Pablo Longueira, vencedor das primárias governistas, foi insultado por um grupo de eleitores enquanto realizava seu voto. O ex-ministro de Economia do governo de Sebastián Piñera era o candidato da direita nestas eleições, mas renunciou à candidatura em julho por um quadro de depressão, sendo substituído por Matthei.

Após emitir seu voto, Longueira foi cercado por um grupo de dez pessoas, que o ofenderam e questionaram sua vinculação com a ditadura. Durante a década de 1980, Longueira presidiu a Federação de Estudantes da Universidade do Chile, designado pelo próprio ditador Augusto Pinochet. O ex-candidato tentou sair rapidamente do local de votação, mas, enquanto deixava as imediações do colégio, seu carro foi alvo de chutes e cusparadas. A polícia prendeu três mulheres e um homem.

Outros incidentes aconteceram no mesmo colégio, enquanto votava a candidata Evelyn Matthei, que também foi alvo de insultos, mas que não chegaram a agressões. Matthei foi ministra do Trabalho durante o governo de Piñera e seu pai, o brigadeiro Fernando Matthei, foi membro da Junta Militar durante a ditadura.

No Estádio Nacional, que reúne o maior número de mesas eleitorais do país, também houve conflitos, pois algumas pessoas foram proibidas de entrar no local de votação por levarem faixas e outros objetos em favor do movimento Marca AC, que tenta instalar uma assembleia constituinte no Chile.  O comando militar, responsável por resguardar o estádio e os demais locais de votação do país, divulgou nota a respeito, alegando que “esse tipo de movimento gera brigas e discussões entre os eleitores, e nosso trabalho é evitar isso”.

Bachelet

Logo após votar nesta manhã, a favorita Bachelet disse estar convencida que “hoje será um grande dia”.

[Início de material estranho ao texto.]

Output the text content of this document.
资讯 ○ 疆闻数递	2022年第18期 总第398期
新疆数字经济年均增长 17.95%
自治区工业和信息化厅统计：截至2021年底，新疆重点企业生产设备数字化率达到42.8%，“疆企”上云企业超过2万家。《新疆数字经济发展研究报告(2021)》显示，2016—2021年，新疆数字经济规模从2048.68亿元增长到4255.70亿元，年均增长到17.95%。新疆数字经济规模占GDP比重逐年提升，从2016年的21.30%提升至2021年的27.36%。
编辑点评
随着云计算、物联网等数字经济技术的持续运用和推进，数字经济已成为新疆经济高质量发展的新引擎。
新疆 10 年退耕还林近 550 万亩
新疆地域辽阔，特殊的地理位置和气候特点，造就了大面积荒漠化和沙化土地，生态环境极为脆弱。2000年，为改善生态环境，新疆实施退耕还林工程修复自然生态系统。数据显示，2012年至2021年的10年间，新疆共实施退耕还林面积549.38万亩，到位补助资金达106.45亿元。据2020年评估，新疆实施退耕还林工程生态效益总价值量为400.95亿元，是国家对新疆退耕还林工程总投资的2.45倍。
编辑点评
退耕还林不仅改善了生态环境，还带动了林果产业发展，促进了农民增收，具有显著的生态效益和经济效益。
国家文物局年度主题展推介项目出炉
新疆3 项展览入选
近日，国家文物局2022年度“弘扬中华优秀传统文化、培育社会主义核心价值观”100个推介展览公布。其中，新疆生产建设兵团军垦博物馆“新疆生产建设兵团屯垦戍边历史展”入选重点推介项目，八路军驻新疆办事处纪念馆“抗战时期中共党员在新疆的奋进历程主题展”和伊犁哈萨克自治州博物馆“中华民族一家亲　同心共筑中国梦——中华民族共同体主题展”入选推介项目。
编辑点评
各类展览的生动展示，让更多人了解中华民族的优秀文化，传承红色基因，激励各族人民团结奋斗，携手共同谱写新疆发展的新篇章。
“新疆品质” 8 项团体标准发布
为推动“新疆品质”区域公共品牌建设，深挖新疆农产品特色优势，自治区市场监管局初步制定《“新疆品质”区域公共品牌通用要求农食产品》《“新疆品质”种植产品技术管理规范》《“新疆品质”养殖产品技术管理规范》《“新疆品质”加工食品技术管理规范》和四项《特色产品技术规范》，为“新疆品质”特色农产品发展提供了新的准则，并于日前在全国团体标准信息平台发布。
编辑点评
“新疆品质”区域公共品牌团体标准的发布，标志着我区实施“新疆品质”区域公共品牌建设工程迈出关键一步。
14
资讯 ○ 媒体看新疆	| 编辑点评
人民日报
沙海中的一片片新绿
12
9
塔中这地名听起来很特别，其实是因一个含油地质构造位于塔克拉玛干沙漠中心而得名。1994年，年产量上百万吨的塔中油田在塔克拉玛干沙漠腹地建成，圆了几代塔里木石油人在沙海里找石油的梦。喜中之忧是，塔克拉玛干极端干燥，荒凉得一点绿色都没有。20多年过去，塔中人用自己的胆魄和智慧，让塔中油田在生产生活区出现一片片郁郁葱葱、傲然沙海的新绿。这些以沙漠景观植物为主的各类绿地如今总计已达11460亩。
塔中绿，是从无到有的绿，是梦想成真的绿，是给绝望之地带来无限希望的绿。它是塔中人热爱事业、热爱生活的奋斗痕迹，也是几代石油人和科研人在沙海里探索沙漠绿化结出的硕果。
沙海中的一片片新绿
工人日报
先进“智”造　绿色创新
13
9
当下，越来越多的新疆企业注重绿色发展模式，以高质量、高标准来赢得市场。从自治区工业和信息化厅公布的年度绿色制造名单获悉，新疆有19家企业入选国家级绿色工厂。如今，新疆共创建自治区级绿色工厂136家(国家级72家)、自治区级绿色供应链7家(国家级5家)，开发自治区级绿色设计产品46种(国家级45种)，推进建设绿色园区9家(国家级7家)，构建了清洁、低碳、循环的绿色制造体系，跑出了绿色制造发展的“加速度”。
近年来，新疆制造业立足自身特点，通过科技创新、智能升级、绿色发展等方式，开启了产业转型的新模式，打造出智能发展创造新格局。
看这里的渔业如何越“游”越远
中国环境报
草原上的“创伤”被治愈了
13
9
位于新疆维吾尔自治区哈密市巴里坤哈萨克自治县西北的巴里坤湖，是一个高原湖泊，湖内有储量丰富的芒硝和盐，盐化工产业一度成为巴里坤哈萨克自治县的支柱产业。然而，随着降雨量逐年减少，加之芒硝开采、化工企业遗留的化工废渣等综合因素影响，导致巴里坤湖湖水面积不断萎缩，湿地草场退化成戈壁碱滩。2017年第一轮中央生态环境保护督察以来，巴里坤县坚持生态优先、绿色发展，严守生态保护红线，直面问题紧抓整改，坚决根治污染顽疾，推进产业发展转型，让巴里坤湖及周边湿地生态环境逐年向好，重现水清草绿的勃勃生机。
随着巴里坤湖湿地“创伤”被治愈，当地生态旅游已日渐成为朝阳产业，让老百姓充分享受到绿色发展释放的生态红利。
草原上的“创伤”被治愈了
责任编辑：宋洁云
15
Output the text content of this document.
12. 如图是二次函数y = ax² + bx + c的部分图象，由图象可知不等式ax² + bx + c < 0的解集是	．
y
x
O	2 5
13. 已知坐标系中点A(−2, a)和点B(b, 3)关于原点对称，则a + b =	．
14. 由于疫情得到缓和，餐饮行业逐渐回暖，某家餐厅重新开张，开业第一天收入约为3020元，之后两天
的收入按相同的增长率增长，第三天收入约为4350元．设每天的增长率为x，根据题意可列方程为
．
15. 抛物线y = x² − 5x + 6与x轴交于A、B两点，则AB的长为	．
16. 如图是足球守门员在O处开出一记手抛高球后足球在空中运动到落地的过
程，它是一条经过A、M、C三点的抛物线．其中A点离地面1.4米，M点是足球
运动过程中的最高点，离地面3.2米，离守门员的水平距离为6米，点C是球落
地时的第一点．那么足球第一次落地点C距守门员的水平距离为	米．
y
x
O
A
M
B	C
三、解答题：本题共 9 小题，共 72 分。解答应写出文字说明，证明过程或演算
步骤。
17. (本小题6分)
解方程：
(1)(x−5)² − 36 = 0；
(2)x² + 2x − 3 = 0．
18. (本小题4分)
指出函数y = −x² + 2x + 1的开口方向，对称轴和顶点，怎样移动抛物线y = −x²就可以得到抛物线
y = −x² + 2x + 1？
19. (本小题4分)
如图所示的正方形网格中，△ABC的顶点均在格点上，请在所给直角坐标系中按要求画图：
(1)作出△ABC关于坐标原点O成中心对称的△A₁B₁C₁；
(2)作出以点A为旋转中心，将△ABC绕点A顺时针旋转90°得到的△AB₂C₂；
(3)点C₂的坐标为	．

Em uma tumultuada e breve entrevista coletiva, a ex-presidente fez algumas considerações sobre a possibilidade de alta abstenção no pleito. "Na democracia ganha quem tem mais votos. A legitimidade não depende de quanta gente vai votar" , afirmou a opositora.

Piñera comete gafes

O presidente Sebastián Piñera também votou pela manhã e não enfrentou maiores conflitos em seu colégio, no centro de Santiago. O mandatário, porém, protagonizou um par de gafes durante o procedimento de votação. Primeiro, deixou de colocar o selo em sua cédula de votação, para que pudesse validar seu sufrágio, o que o obrigou a ter que votar por uma segunda vez. Depois, esqueceu sua identidade na mesa de votação e foi salvo por um mesário, que correu até ele para devolver o documento.

Ao deixar o local, Piñera falou com a imprensa e revelou que também teme uma alta taxa de abstenção, que colocaria lançaria dúvidas novamente sobre o sistema de voto voluntário – nenhuma das eleições com voto voluntário no Chile teve mais de 50% de participação dos eleitores. “Hoje é um dia muito importante para a democracia e os chilenos precisam entender isso. Aqueles que não votam estão demonstrando uma grande falta de carinho pelo país”, declarou o presidente chileno.